Blink and you’ll miss it: two momentary blue flashes in a set of photographs of a serac fall. The man who took them has a theory that hits on unanswered questions in physics.
Astrophotographer Li Shengyu has a history of taking internet-breaking photos of the sky. As an award winner of Beijing Planetarium’s 2023 photography contest and a viral sensation for his videos of auroras in Inner Mongolia, he knows how to direct eyes to the stars. Now he’s got amateur astronomers looking at the ground.
Yesterday, SpaceWeather.com published time-lapse footage by Li showing a serac collapsing on Sichuan’s Mount Xian Nairi. As a sheet of ice cascades down the face of the mountain, a blue light follows it in brilliant flashes.
Blue lights illuminate a sacred mountain
Mount Xian Nairi stands just over 6,000m tall and lies in the Garzê Autonomous Tibetan Prefecture of southwestern Sichuan. Also known in Tibetan as Mount Chenrezig, it forms one of a triptych of holy mountains that keep watch over the surrounding landscape. As an important pilgrimage site in Tibetan Buddhism, climbing it or its sibling peaks is forbidden.
On October 27, Li Shengyu set up his camera at the foot of Xian Nairi. His goal: to capture the glory of the mountain against a backdrop of traveling stars. As the Earth spins throughout the night, the stars appear to rotate in the sky. Long-exposure or composite photographs taken over the course of a night show comet-like smears known as star trails.
He got his star trails, but he also got what he suspected was a previously unobserved natural phenomenon: his flashing blue lights. Li reached out to other members of his astrophotography community. They spent a lot of time photographing mountains. Had anyone else seen anything like this?
A second avalanche glow
As it turned out, one had. Earlier that month, astrophotographer Lu Miao captured a similar event on 7,546m Muztagh Ata in Xinjiang. In her video below, a cornice fall appears to trigger a luminous blue glow, more enduring than the one on Xian Nairi.
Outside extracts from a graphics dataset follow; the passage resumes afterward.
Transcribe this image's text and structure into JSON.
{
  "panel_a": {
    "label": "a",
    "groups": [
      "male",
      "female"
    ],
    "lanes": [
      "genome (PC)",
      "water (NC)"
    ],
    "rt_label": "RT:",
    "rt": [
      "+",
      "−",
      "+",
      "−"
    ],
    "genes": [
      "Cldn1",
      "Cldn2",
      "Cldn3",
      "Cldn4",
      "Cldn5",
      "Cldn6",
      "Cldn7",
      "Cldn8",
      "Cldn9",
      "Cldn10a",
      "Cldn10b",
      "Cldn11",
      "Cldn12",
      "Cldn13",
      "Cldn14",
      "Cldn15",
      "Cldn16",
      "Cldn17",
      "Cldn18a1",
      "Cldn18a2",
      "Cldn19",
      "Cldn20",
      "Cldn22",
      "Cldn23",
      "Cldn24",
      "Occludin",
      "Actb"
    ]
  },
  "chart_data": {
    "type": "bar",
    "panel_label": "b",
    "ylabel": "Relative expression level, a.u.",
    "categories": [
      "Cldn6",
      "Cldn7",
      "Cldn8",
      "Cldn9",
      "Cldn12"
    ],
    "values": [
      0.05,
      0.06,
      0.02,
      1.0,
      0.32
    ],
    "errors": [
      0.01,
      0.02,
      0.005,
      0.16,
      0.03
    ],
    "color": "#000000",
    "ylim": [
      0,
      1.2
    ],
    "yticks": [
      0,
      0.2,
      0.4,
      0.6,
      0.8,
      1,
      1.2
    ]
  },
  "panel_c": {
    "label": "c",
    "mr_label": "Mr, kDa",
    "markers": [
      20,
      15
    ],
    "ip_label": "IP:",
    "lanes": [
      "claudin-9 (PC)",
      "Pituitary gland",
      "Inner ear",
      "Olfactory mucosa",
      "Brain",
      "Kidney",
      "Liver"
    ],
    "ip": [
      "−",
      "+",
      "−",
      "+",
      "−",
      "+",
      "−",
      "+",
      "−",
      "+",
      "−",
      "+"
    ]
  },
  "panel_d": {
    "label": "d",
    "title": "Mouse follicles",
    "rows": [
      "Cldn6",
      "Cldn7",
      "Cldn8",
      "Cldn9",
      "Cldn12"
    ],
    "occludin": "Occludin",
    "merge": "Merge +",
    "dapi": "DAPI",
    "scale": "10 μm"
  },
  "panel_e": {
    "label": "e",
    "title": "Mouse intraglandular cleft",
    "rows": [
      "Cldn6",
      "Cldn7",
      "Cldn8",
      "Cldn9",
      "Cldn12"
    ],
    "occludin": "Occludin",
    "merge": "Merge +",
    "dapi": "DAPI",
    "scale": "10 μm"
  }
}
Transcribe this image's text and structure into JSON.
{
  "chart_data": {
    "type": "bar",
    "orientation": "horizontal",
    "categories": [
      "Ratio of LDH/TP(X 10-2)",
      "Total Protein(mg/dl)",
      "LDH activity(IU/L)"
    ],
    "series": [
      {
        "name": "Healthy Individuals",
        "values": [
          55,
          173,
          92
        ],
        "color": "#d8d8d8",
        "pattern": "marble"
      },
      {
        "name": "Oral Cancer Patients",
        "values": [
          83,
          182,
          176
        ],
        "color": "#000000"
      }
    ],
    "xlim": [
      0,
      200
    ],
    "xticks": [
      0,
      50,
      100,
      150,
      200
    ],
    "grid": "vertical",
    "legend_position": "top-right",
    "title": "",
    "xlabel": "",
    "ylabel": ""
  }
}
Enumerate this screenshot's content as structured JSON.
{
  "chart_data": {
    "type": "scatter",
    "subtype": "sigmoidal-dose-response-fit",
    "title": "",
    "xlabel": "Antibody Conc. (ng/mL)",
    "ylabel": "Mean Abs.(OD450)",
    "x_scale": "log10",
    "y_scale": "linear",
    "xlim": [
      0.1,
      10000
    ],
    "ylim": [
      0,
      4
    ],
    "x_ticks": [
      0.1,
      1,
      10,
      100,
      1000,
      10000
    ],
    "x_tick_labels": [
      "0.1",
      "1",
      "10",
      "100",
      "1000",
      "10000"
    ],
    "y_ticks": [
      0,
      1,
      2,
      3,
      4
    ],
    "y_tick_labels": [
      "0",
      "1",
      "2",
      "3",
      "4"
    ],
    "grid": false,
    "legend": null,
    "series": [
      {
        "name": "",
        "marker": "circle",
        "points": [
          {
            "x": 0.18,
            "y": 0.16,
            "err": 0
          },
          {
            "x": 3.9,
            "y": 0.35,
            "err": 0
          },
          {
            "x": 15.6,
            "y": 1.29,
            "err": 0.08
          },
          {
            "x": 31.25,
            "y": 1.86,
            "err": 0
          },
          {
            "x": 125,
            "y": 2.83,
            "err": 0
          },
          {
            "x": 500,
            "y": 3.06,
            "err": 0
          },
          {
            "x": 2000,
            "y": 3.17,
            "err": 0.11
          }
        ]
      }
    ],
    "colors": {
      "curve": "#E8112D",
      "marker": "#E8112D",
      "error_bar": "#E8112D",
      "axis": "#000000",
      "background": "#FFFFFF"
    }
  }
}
Li told SpaceWeather.com that neither he nor Lu had noticed the flashes in real-time, only in their photographs. “However, I asked some friends who frequently photograph snow-capped mountains,” he added, “and one of them mentioned having seen blue light with the naked eye during an avalanche, though they didn’t capture it on camera.”
In the month since he recorded the lights, Li has formulated a theory. “Our initial hypothesis is that the luminescence may result from friction-induced lighting during the fragmentation of ice.”
Physicists have a word for this effect: triboluminescence.
A mysterious optical effect
The first known description of triboluminescence dates all the way back to 1605. “It is well known that all sugar, whether candied or plain, if it be hard, will sparkle when broken or scraped in the dark,” wrote Sir Francis Bacon in his work Novum Organum. “In like manner, sea and salt water is sometimes found to shine at night when struck violently by the oar.”
Not to be outdone, 20th-century physicist Richard Feynman summarized the phenomenon more prosaically. “When you take a lump of sugar and crush it with a pair of pliers in the dark, you can see a bluish flash. Some other crystals do that, too. No one knows why. The phenomenon is called triboluminescence.” The video below shows the effect on a LifeSaver.
We’ve learned more since Feynman described triboluminescence, but not much more. It occurs when a crystal is fractured. Sometimes, the light comes from a current jumping from one side of a fault line in the crystal to the other, stripping the nitrogen in the air between of its electrons. Temperatures soar, and the surrounding molecules radiate like they’re in a furnace. That’s the same process as lightning, though on a much smaller scale.
Complicating this pat understanding of triboluminescence is that other crystals radiate from a mix of ionized nitrogen and, seemingly, the surfaces of the cracked crystal. Still others don’t radiate from nitrogen at all. So what are all the processes contributing to the flash? On the broadest scale, it’s not clear.
Fracturing ice might cause mini-lightning
On the scale of an avalanche, however, the picture starts to come together. As water freezes, any momentary electrical imbalances get frozen in with it, leaving the ice with a permanent magnetic field. The falling serac in Li’s video smashes against several rocky outcroppings on the way down. If a crack lands in the right location for one side to be negatively charged and the other positively charged, triboluminescence could occur.
This is great news to anyone interested in avalanche science, since the resulting flashes could offer insights onto the composition of the ice and the key impact points. How much of a given cornice fall, for instance, is solidly glaciated? How do fractures spread within ice?
On the flip side, observing triboluminescence on a far larger scale than a sugar cube and a pair of pliers is a big deal for molecular physics. Crushed sugar sparks consistently, but out of all the avalanches filmed all over the world, we only have a few recorded instances of ice sparking. Why?